JobWatch asserts that legislative change is required to prevent sexual harassment and to respond to it more effectively when it occurs.
“Education and cultural change is critical, but it will take time. While this important primary prevention work happens, we need to legislate to take immediate action now,” says Ms. Bytheway.
JobWatch is calling on the government to adopt the following legislative changes and actions to better protect people at work from sexual harassment and assault:
- Creation of a separate sexual harassment claim within the Fair Work Act 2009;
- More generous time limits allowing people to make sexual harassment claims to the Australian Human Rights Commission under the Sex Discrimination Act 1984 as well as under state and territory equal opportunity and human rights commissions under the relevant state and territory equal opportunity and anti-discrimination acts;
- The introduction of a reverse burden of proof for civil sexual harassment claims similar to that which exists in general protections under the Fair Work Act 2009 and under Commonwealth, state and territory equal opportunity and anti-discrimination acts;
- The provision of civil penalties for both individuals and organisations that are found to have engaged in, aided or failed to address instances of sexual harassment and/or assault under the Fair Work Act 2009 and under Commonwealth, state and territory equal opportunity and anti-discrimination acts;
- Reform wherein those found to have engaged in the conduct cannot rely on bankruptcy under the Bankruptcy Act 1966 or other means to avoid paying compensation;
- Adoption of orders similar to domestic violence orders where, if it is breached, it attracts criminal liability;
- This could be facilitated under the Fair Work Act 2009 and/or through the relevant state and territory equal opportunity and anti-discrimination acts;
- Similar to domestic violence orders, regardless of which forum they are sought, they should be recognised throughout the country;
- Introduction of a streamlined process for the enforcement of orders relating to such claims where a perpetrator may not have been compliant through the federal, state and territory court;
- Empowering the Sex Discrimination Commissioner or the Australian Human Rights Commission to investigate and prosecute employers, certain individuals as well as other avenues for sexual harassment and related offences: and
- The introduction of a national register of confidential settlements of sexual harassment claims.

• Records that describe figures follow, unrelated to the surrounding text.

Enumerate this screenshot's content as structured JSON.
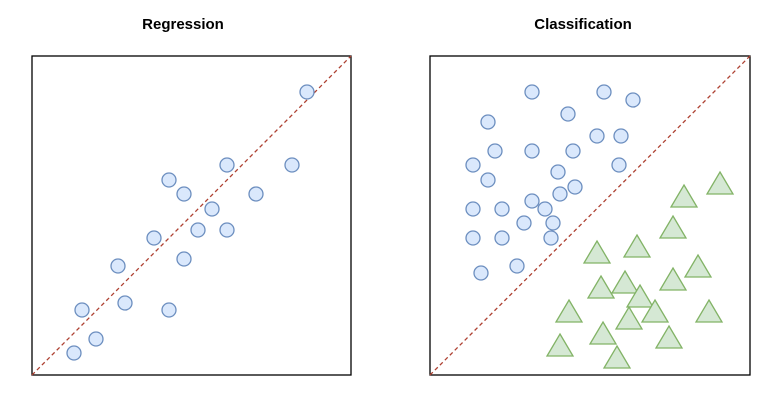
{
  "panels": {
    "regression": {
      "title": "Regression"
    },
    "classification": {
      "title": "Classification"
    }
  },
  "colors": {
    "circle_fill": "#dae8fc",
    "circle_stroke": "#6c8ebf",
    "triangle_fill": "#d5e8d4",
    "triangle_stroke": "#82b366",
    "dashed_line": "#ae4132",
    "frame": "#000000"
  }
}
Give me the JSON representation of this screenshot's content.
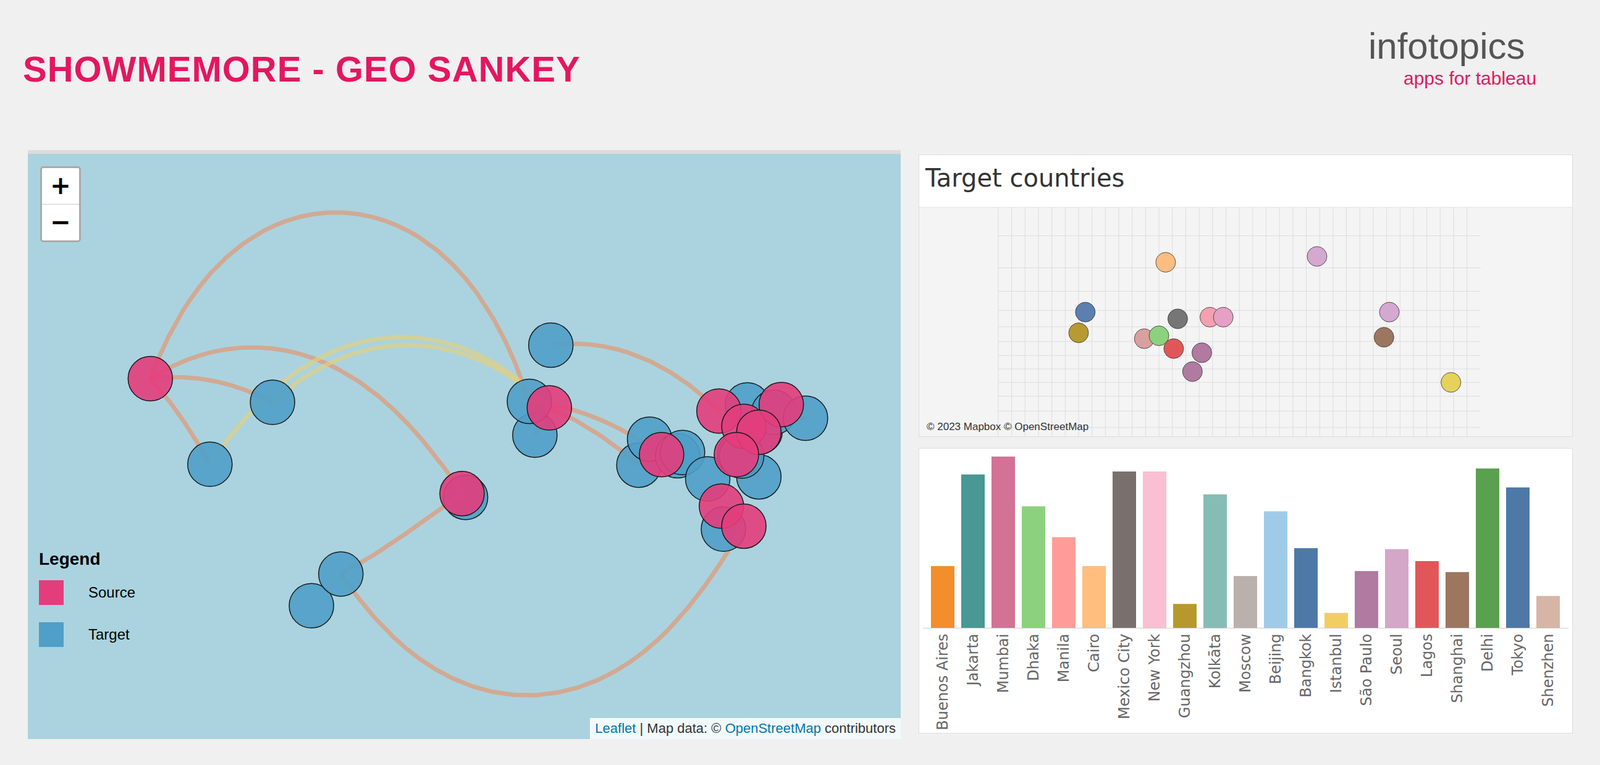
{
  "header": {
    "title": "SHOWMEMORE - GEO SANKEY",
    "logo": {
      "name": "infotopics",
      "tagline": "apps for tableau"
    }
  },
  "map": {
    "zoom_buttons": [
      "+",
      "−"
    ],
    "legend": {
      "title": "Legend",
      "entries": [
        {
          "name": "Source",
          "color": "#e33d7c"
        },
        {
          "name": "Target",
          "color": "#4f9fc9"
        }
      ]
    },
    "attribution": [
      {
        "text": "Leaflet",
        "link": true
      },
      {
        "text": " | Map data: © "
      },
      {
        "text": "OpenStreetMap",
        "link": true
      },
      {
        "text": " contributors"
      }
    ],
    "sources": [
      [
        -123,
        47.5
      ],
      [
        2,
        8
      ],
      [
        37,
        39
      ],
      [
        82,
        23
      ],
      [
        105,
        38
      ],
      [
        115,
        33
      ],
      [
        130,
        40
      ],
      [
        121,
        31
      ],
      [
        112,
        23
      ],
      [
        106,
        3
      ],
      [
        115,
        -5
      ]
    ],
    "targets": [
      [
        -58.4,
        -34.6
      ],
      [
        -46.6,
        -23.5
      ],
      [
        -99.1,
        19.4
      ],
      [
        -74,
        40.7
      ],
      [
        3.4,
        6.5
      ],
      [
        31.2,
        30
      ],
      [
        29,
        41
      ],
      [
        37.6,
        55.8
      ],
      [
        72.9,
        19.1
      ],
      [
        77.2,
        28.6
      ],
      [
        88.4,
        22.6
      ],
      [
        90.4,
        23.8
      ],
      [
        100.5,
        13.8
      ],
      [
        106.8,
        -6.2
      ],
      [
        121,
        14.6
      ],
      [
        121.5,
        31.2
      ],
      [
        116.4,
        39.9
      ],
      [
        113.3,
        23.1
      ],
      [
        114.1,
        22.5
      ],
      [
        127,
        37.6
      ],
      [
        139.7,
        35.7
      ]
    ],
    "flows": [
      {
        "from": 0,
        "to": 3,
        "color": "#e8926a"
      },
      {
        "from": 0,
        "to": 2,
        "color": "#e8926a"
      },
      {
        "from": 0,
        "to": 4,
        "color": "#e8926a"
      },
      {
        "from": 0,
        "to": 6,
        "color": "#e8926a"
      },
      {
        "from": 2,
        "to": 3,
        "color": "#e6cf7a"
      },
      {
        "from": 2,
        "to": 2,
        "color": "#e6cf7a"
      },
      {
        "from": 1,
        "to": 1,
        "color": "#e8926a"
      },
      {
        "from": 10,
        "to": 1,
        "color": "#e8926a"
      },
      {
        "from": 4,
        "to": 7,
        "color": "#e8926a"
      },
      {
        "from": 2,
        "to": 5,
        "color": "#e8926a"
      },
      {
        "from": 2,
        "to": 8,
        "color": "#e8926a"
      },
      {
        "from": 3,
        "to": 6,
        "color": "#e8926a"
      },
      {
        "from": 5,
        "to": 20,
        "color": "#e8926a"
      },
      {
        "from": 8,
        "to": 14,
        "color": "#e8926a"
      }
    ]
  },
  "target_countries": {
    "title": "Target countries",
    "attribution": "© 2023 Mapbox © OpenStreetMap",
    "countries": [
      {
        "lon": 95,
        "lat": 62,
        "color": "#fbbd80"
      },
      {
        "lon": 104,
        "lat": 35,
        "color": "#767676"
      },
      {
        "lon": 79,
        "lat": 22,
        "color": "#d9a09e"
      },
      {
        "lon": 90,
        "lat": 24,
        "color": "#8cd17d"
      },
      {
        "lon": 35,
        "lat": 39,
        "color": "#5b80ae"
      },
      {
        "lon": 30,
        "lat": 26,
        "color": "#b69a32"
      },
      {
        "lon": -98,
        "lat": 39,
        "color": "#d4a8cf"
      },
      {
        "lon": -152,
        "lat": 64,
        "color": "#d4a8cf"
      },
      {
        "lon": -102,
        "lat": 23,
        "color": "#9d7660"
      },
      {
        "lon": -52,
        "lat": -10,
        "color": "#e6d25a"
      },
      {
        "lon": 101,
        "lat": 15,
        "color": "#e15759"
      },
      {
        "lon": 115,
        "lat": -2,
        "color": "#b07aa1"
      },
      {
        "lon": 122,
        "lat": 12,
        "color": "#b07aa1"
      },
      {
        "lon": 128,
        "lat": 36,
        "color": "#f4a0b0"
      },
      {
        "lon": 138,
        "lat": 36,
        "color": "#e6a0c4"
      }
    ]
  },
  "chart_data": {
    "type": "bar",
    "categories": [
      "Buenos Aires",
      "Jakarta",
      "Mumbai",
      "Dhaka",
      "Manila",
      "Cairo",
      "Mexico City",
      "New York",
      "Guangzhou",
      "Kolkāta",
      "Moscow",
      "Beijing",
      "Bangkok",
      "Istanbul",
      "São Paulo",
      "Seoul",
      "Lagos",
      "Shanghai",
      "Delhi",
      "Tokyo",
      "Shenzhen"
    ],
    "values": [
      62,
      154,
      172,
      122,
      91,
      62,
      157,
      157,
      24,
      134,
      52,
      117,
      80,
      15,
      57,
      79,
      67,
      56,
      160,
      141,
      32
    ],
    "colors": [
      "#f28e2b",
      "#499894",
      "#d37295",
      "#8cd17d",
      "#ff9d9a",
      "#ffbe7d",
      "#79706e",
      "#fabfd2",
      "#b6992d",
      "#86bcb6",
      "#bab0ac",
      "#a0cbe8",
      "#4e79a7",
      "#f1ce63",
      "#b07aa1",
      "#d4a6c8",
      "#e15759",
      "#9d7660",
      "#59a14f",
      "#4e79a7",
      "#d7b5a6"
    ],
    "ylim": [
      0,
      175
    ],
    "tick_labels": "x"
  }
}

In addition to the above legislative changes, as part of the 2020 Power to Prevent coalition, JobWatch calls on the Australian Government to take this crucial opportunity to join with civil society to make the changes needed to make Australian workplaces safer, healthier and more respectful for all by fully implementing all 55 recommendations of the Respect@Work report of the National Inquiry into Sexual Harassment in Australian Workplaces 2020 by the Australian Human Rights Commission.
Ms Bytheway finishes “The movement gained significant traction this month, and the call must be heeded. The time for change is now. Legislative change must be the first step to create the structures and systems required for cultural and behavioural change.”